Enabling PyTorch CUDA extensions for ROCm

mwootton edited this page Jun 22, 2023 · 10 revisions

Requirements:

  1. Extension build script, eg. setup.py, should use the torch.utils.cpp_extension.CUDAExtension class to build the extension.
        or
    Extension should be compiled Just-In-Time using torch.utils.cpp_extension.load().
  2. PyTorch version > 1.8 or newer than Dec 2 commit 5f62308.

How hipification works for PyTorch extensions:

CUDAExtension uses "hipification" to translate CUDA sources to HIP so that they can be used with ROCm.
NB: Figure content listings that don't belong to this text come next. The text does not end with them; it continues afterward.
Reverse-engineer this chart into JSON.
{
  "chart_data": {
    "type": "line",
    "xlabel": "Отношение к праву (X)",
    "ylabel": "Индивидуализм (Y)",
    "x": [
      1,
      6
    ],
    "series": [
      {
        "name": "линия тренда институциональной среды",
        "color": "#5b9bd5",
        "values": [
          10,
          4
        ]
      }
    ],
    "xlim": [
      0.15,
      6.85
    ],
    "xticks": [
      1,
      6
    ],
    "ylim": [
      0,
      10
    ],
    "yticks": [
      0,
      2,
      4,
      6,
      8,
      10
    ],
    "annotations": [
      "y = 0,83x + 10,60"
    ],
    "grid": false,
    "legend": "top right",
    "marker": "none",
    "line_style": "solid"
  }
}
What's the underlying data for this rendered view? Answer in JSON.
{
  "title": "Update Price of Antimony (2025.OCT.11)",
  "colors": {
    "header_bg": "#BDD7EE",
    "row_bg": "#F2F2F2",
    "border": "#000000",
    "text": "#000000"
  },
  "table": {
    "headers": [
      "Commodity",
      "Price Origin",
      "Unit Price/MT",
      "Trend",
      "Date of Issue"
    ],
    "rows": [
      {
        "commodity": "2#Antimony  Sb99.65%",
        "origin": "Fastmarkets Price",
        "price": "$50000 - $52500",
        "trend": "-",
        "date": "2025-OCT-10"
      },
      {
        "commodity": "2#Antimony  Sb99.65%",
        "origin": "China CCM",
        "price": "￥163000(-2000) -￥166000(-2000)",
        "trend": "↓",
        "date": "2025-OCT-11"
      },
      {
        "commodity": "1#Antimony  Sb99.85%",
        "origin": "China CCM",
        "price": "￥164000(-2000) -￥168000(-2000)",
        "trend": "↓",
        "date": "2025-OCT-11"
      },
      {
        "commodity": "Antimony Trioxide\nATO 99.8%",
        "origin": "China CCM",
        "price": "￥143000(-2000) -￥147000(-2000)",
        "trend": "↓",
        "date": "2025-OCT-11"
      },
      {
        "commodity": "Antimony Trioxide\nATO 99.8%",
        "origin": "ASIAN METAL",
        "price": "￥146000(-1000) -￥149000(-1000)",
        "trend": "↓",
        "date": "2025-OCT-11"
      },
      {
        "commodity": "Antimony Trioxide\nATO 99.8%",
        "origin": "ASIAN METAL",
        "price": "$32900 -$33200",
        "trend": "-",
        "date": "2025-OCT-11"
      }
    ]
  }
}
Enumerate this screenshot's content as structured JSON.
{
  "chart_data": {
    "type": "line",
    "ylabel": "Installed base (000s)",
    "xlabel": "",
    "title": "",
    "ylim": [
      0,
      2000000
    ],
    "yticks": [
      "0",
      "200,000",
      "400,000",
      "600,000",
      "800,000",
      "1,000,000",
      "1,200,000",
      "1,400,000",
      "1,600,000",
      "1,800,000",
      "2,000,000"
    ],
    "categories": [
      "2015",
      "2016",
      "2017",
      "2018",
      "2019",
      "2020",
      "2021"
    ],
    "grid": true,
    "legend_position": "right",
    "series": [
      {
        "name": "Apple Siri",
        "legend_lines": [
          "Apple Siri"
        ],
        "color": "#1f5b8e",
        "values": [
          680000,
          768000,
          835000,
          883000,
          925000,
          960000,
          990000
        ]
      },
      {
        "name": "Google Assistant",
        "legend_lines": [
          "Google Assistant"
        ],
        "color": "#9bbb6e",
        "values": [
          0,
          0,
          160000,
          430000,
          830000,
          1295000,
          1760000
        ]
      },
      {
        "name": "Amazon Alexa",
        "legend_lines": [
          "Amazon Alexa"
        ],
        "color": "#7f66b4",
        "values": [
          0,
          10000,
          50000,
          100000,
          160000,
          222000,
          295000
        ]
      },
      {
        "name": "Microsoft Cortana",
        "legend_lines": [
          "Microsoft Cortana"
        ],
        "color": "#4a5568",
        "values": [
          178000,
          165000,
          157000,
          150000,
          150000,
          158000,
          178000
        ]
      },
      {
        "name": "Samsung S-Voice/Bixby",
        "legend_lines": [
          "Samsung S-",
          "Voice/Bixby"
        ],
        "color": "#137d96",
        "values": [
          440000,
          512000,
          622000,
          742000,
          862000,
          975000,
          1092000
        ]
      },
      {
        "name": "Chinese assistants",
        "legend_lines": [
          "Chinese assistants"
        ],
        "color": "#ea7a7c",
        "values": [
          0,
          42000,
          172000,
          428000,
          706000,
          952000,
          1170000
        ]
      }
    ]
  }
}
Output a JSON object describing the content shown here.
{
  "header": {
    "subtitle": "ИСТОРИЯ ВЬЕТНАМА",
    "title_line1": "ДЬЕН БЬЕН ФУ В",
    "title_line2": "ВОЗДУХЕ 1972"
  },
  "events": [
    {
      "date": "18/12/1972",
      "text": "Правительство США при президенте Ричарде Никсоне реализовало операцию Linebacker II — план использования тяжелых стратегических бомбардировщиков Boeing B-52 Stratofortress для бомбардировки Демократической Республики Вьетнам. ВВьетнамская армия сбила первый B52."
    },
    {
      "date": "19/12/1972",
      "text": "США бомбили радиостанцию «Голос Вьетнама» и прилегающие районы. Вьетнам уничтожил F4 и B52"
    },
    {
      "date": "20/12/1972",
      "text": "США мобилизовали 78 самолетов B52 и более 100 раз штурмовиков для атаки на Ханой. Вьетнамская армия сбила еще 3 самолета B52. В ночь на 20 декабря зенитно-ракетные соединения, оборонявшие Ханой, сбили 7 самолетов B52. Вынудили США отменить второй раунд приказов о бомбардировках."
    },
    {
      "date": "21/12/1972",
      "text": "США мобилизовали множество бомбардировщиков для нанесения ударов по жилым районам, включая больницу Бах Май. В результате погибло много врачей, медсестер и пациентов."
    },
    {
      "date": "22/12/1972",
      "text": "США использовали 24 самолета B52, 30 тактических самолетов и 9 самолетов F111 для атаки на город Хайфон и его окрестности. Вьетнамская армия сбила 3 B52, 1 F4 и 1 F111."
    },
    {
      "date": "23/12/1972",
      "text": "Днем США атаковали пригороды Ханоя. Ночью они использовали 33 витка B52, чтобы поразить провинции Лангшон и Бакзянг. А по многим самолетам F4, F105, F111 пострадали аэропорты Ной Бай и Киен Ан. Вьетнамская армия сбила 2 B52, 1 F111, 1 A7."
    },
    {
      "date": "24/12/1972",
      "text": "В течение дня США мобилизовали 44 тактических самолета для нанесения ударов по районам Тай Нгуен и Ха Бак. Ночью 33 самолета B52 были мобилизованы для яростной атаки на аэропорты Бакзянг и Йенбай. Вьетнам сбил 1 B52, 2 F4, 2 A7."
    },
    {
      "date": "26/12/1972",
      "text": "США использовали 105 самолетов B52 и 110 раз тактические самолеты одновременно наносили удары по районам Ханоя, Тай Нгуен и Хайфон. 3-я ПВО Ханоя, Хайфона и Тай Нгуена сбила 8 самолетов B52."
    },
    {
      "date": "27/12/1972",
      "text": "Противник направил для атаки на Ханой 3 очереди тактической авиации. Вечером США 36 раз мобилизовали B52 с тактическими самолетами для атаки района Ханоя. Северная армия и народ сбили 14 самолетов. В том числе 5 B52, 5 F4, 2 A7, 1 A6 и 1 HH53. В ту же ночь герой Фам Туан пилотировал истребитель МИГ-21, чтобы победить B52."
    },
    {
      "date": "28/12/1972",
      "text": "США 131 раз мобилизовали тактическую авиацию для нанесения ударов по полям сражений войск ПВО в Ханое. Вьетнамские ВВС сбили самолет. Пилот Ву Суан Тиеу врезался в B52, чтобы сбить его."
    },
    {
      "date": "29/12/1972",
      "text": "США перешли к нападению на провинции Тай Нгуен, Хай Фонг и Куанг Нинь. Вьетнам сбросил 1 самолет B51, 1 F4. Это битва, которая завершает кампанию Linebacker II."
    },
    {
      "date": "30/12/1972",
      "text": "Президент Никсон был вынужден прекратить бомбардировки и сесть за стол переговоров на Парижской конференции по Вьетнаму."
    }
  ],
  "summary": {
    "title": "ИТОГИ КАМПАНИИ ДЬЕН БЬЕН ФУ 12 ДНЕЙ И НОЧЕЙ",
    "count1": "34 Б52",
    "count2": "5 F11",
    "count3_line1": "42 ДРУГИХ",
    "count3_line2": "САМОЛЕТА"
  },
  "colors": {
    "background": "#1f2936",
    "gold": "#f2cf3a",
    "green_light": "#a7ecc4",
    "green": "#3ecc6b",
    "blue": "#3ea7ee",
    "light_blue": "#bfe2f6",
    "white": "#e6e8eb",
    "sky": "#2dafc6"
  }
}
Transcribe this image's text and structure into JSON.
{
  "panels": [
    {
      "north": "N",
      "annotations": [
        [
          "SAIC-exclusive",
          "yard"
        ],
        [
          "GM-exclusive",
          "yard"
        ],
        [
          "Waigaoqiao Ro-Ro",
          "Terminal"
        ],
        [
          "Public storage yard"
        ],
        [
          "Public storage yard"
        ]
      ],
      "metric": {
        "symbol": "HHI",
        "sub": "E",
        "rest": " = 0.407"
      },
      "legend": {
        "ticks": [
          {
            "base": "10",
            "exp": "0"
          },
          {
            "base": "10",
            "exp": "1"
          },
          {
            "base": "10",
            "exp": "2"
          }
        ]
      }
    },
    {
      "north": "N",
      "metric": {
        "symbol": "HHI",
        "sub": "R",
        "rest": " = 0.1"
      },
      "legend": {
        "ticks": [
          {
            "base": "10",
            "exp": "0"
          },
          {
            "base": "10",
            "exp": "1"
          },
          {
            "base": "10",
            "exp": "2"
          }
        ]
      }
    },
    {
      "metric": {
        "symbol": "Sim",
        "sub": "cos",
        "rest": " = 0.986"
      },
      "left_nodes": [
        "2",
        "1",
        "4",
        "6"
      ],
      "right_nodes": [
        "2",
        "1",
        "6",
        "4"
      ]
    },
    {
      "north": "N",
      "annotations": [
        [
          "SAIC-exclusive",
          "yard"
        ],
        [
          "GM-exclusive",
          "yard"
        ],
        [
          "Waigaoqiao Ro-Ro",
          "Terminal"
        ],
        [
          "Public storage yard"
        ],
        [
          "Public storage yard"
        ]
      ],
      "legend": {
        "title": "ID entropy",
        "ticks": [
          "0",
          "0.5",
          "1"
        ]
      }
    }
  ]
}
  • Invoked for ROCm builds automatically under-the-hood by CUDAExtension class
  • Source files get hipified out-of-place, with the following general renaming rules for the hipified output files:
    • Paths containing 'cuda' get renamed to 'hip' eg. csrc/include/cuda → csrc/include/hip
    • Filenames are modified by replacing cuda → hip and CUDA → HIP e.g., normalize_kernels_cuda.h → normalize_kernels_hip.h
    • .cu files get renamed to .hip eg. normalize_kernels.cu → normalize_kernels.hip
    • Files that are modified but do not fall into the above categories will be renamed with a _hip suffix, e.g., foo.c → foo_hip.c
    • Files that are not modified are not renamed or moved in any way.
  • The hipify script does text replacement of CUDA terms with equivalent HIP terms according to the mappings specified in: https://github.com/pytorch/pytorch/blob/master/torch/utils/hipify/cuda_to_hip_mappings.py

Steps to enable PyTorch CUDA extensions for ROCm:

  1. Use helper code such as below to detect if we're building for ROCm:
TORCH_MAJOR = int(torch.__version__.split('.')[0])
TORCH_MINOR = int(torch.__version__.split('.')[1])
is_rocm_pytorch = False
if TORCH_MAJOR > 1 or (TORCH_MAJOR == 1 and TORCH_MINOR >= 5):
     from torch.utils.cpp_extension import ROCM_HOME
     is_rocm_pytorch = True if ((torch.version.hip is not None) and (ROCM_HOME is not None)) else False
  1. Adjust the compiler flags in nvcc key of extra_compile_args flag to remove any nvcc-specific flags (ie. not supported by hipcc) when building for ROCm. Eg:
nvcc_flags=['-O3'] + version_dependent_macros
if not is_rocm_pytorch:
    nvcc_flags.extend(['-lineinfo', '--use_fast_math'])
CUDAExtension(name='myExt',
              ...
              extra_compile_args={'cxx': ['-O3'] + version_dependent_macros,
                                  'nvcc': nvcc_flags}
              ...

CUDAExtension will handle everything else under-the-hood, such as hipifying the extension source files and using the appropriate additional compiler flags needed for hipcc.

  1. However, in case you find that the hipification did not replace all CUDA terms with HIP equivalents, you might need to manually edit the source files to introduce some ifdef'd code for ROCm. Eg:
#ifdef __HIP_PLATFORM_AMD__
    rocblas_gemm_algo algo = rocblas_gemm_algo_standard;
#else
    cublasGemmAlgo_t algo = CUBLAS_GEMM_DEFAULT;
#endif